Naming suggestions... Idk
Nice project though! :D
-
@cyanophycean314, no it check to see if its the beginning of a line if so then it is read as input or output. If not then it is comparison operation.
-
Hello, I am working with Ki1o on the programming language, and I am posting to clarify our intentions for the programming language. We were eventually going to implement the lexer, parser, and interpreter in C++. However, we decided we wanted the language to be more portable, so we decided to implement the lexer and parser in Java and the interpreter in C++ (for performance reasons).
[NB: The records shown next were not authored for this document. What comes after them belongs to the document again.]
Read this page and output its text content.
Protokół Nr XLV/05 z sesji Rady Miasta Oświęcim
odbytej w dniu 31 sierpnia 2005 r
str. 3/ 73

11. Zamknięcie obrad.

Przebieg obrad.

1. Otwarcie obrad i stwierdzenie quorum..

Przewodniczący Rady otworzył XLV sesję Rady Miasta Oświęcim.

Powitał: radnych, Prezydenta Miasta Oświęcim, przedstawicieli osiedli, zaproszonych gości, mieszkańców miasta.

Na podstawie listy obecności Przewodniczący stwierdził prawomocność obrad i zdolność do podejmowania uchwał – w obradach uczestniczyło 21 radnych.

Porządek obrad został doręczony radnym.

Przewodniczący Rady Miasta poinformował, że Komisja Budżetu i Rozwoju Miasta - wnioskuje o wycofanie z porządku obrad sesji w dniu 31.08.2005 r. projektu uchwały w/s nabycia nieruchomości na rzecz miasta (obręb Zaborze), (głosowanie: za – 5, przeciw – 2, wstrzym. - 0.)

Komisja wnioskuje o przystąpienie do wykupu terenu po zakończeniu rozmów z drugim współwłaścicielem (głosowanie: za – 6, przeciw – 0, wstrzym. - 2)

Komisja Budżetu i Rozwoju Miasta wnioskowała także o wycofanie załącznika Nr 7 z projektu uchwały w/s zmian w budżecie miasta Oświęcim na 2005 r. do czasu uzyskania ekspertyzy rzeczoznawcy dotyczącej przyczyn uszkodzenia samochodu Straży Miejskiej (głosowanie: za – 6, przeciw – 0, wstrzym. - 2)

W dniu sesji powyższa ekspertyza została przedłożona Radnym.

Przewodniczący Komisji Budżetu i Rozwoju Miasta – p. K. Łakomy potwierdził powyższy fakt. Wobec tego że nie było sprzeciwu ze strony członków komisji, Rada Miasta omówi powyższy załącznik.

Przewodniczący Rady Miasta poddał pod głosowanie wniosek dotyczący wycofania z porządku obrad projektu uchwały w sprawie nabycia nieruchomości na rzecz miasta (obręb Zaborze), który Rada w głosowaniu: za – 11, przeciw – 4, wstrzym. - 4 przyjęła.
Now we are just going to implement the whole project in Java and compile directly to Java bytecode. We plan to create a dynamically typed and easy to use (and eventually object oriented) programming language. We hope to reduce the verbosity of some other programming languages languages. Our reasoning for implementing the whole project in Java is that Java is easier to use (in my opinion) than C++, more portable, and more secure. We are still deciding on a name and would love any suggestions.
Just to show the simplicity of this language, Ki1o has already posted the methods for input/output.
< "Output"; // output
> variable; // input
< "You entered " + variable; // Output expression
@cyanophycean314 you raise a good point and the way we will differentiate between these and the greater than and less than operators is by the context. If > or < is used by itself on a line, it implies input/output, if used as an operator (2 < 3) then it will be treated as a greater or less than operator.
-
Ok, that works too. Once again, keep up the good work! :D
Edit: :ninja:
-
Sorry I didn't reply before, I didn't get an email for some reason.
As for names, I prefer colors for some reason lol. I have a sort of VM I'm writing called Red, and I was thinking about changing my .NET language to Blue. I also think things dealing physics have cool names, like quasars and novas.
Now for bytecode, do you mean actual Java bytecode, or your own implementation of it?
-
Java bytecode.
-
So literally the same byte structure as a .class file?
-
@BlakPilar Yes, the bytecode structure of a .class file following the Oracle JVM spec: http://docs.oracle.com/javase/specs/
-
So essentially programs written in your language will be able to be run on any computer with a Java VM on it. Very nice. Are you going to support classes, enums, methods, etc.?
-
Yes, it will be able to run on any computer with a JVM. We are still learning, so we are going to start with basic features such as input, output, variables, and arithmetic. We will later add support for functions, if/else if/else statements, loops, arrays, and eventually classes and objects.
-
Yes, right now we are studying the JVM specs so we can interpret and compile the instrctions.